There are a lot of things you could do with the money, but you’ve narrowed it down to two choices: Pay extra toward your mortgage or save the money in a CD while CD interest rates are still high. But which is the smarter financial move?

The mathematical case

If you’re just looking at it from a dollars-and-cents point of view, there’s an easy question to ask yourself. If the rate you can get from a CD is higher than the interest rate you’re paying on the mortgage, then mathematically speaking, you’re better off with the CD.

For example, my mortgage that I obtained in 2021 has a 3.125% interest rate. If I can get a 5% yield from a 1-year CD, that is the better financial move from a mathematical standpoint. By putting money in a CD, the interest income you get would exceed the interest savings of an additional mortgage payment.

On the other hand, if your mortgage rate is 6% or 7%, the opposite would be the case. By leaving money in a CD instead of paying extra towards your mortgage, you’d be setting yourself up to lose money over time.

Other things to consider

Of course, math isn’t everything. There are a few other factors to consider before deciding whether to pay off mortgage debt or save/invest your extra money.

Emergency savings

You’ll pay an early withdrawal penalty if you take money from a CD early, but if you use the money to pay down your mortgage, you’d need to refinance or get a home equity loan to access that cash again. I can virtually guarantee that the origination fee on either of these options will be far greater than a CD penalty, so leaving the money in a CD gives you financial flexibility.

Debt aversion

There’s also the psychological factor to consider. Many people simply sleep more soundly knowing they don’t owe anyone money. If becoming completely debt free is a major life goal of yours, it doesn’t really matter what the mathematics are telling you. And even if the difference in rates is substantial, it’s not a bad financial decision to pay down debt.

Are either of these a great option?

Finally, it doesn’t make good financial sense to pay down your mortgage or put extra money into a CD if you have other, higher-interest debts.
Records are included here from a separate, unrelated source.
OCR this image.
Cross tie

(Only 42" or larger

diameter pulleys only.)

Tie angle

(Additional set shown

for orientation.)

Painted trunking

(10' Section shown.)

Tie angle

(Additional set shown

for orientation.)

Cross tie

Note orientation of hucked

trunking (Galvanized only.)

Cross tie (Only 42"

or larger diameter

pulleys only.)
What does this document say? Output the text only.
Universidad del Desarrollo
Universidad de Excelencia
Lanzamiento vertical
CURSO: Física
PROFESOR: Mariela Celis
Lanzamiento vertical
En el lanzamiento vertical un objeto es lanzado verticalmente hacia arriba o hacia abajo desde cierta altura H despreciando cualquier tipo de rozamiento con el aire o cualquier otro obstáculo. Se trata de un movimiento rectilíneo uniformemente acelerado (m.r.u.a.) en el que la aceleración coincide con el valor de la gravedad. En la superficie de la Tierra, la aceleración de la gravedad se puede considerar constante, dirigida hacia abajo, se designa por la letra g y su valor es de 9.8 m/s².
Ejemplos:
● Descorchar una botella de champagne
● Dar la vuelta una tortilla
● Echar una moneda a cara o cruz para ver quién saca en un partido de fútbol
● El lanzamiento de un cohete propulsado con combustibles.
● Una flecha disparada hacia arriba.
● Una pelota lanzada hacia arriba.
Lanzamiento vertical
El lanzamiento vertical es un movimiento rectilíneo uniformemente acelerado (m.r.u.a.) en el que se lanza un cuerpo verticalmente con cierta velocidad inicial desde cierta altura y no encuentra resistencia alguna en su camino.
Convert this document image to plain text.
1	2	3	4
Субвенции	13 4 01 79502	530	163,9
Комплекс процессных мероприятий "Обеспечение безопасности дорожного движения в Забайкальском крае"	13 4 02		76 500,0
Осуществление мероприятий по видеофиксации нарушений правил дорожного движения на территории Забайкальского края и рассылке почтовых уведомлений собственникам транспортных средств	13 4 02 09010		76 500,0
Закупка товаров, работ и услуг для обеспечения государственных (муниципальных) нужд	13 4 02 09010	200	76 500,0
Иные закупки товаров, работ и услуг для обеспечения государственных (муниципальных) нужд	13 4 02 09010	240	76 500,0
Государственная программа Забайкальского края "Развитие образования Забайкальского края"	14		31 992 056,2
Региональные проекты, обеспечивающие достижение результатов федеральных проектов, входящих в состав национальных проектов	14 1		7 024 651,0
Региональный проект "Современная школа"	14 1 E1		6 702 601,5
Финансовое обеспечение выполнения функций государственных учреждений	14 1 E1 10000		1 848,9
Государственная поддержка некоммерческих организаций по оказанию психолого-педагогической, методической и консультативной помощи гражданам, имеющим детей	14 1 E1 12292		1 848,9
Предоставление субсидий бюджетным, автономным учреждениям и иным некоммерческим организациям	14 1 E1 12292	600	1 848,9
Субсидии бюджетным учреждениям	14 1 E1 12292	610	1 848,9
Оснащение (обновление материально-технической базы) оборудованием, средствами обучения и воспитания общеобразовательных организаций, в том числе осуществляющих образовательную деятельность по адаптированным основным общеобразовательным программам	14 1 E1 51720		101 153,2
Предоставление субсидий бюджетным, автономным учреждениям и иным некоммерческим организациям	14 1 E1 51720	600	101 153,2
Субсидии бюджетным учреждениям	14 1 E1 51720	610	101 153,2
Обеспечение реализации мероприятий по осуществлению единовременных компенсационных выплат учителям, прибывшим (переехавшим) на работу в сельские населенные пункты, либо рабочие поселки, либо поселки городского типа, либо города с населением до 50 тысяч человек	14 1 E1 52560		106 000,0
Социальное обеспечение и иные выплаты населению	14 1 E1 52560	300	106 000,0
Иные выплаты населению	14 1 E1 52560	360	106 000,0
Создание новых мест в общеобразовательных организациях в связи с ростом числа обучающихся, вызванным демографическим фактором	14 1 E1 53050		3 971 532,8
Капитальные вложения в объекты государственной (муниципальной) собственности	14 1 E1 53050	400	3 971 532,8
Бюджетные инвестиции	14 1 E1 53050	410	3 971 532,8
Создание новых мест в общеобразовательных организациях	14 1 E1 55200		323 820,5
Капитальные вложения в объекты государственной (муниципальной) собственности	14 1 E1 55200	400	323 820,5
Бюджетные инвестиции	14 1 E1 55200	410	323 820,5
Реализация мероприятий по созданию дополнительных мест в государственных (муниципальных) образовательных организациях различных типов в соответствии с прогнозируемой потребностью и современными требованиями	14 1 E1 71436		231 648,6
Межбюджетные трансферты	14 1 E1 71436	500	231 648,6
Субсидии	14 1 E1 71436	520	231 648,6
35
If you owe money on credit cards or have an auto loan with an interest rate substantially higher than you could get from a CD, that should be the priority.

The bottom line

Like most personal finance concepts, there isn’t a perfect option. In some cases, saving your extra money in a CD or high-yield savings account instead of paying extra toward your mortgage can be a smart move. In other situations, reducing your debt as aggressively as possible could be the better way to go.

The bottom line is that it depends on your financial situation, your goals, and your comfort level with debt.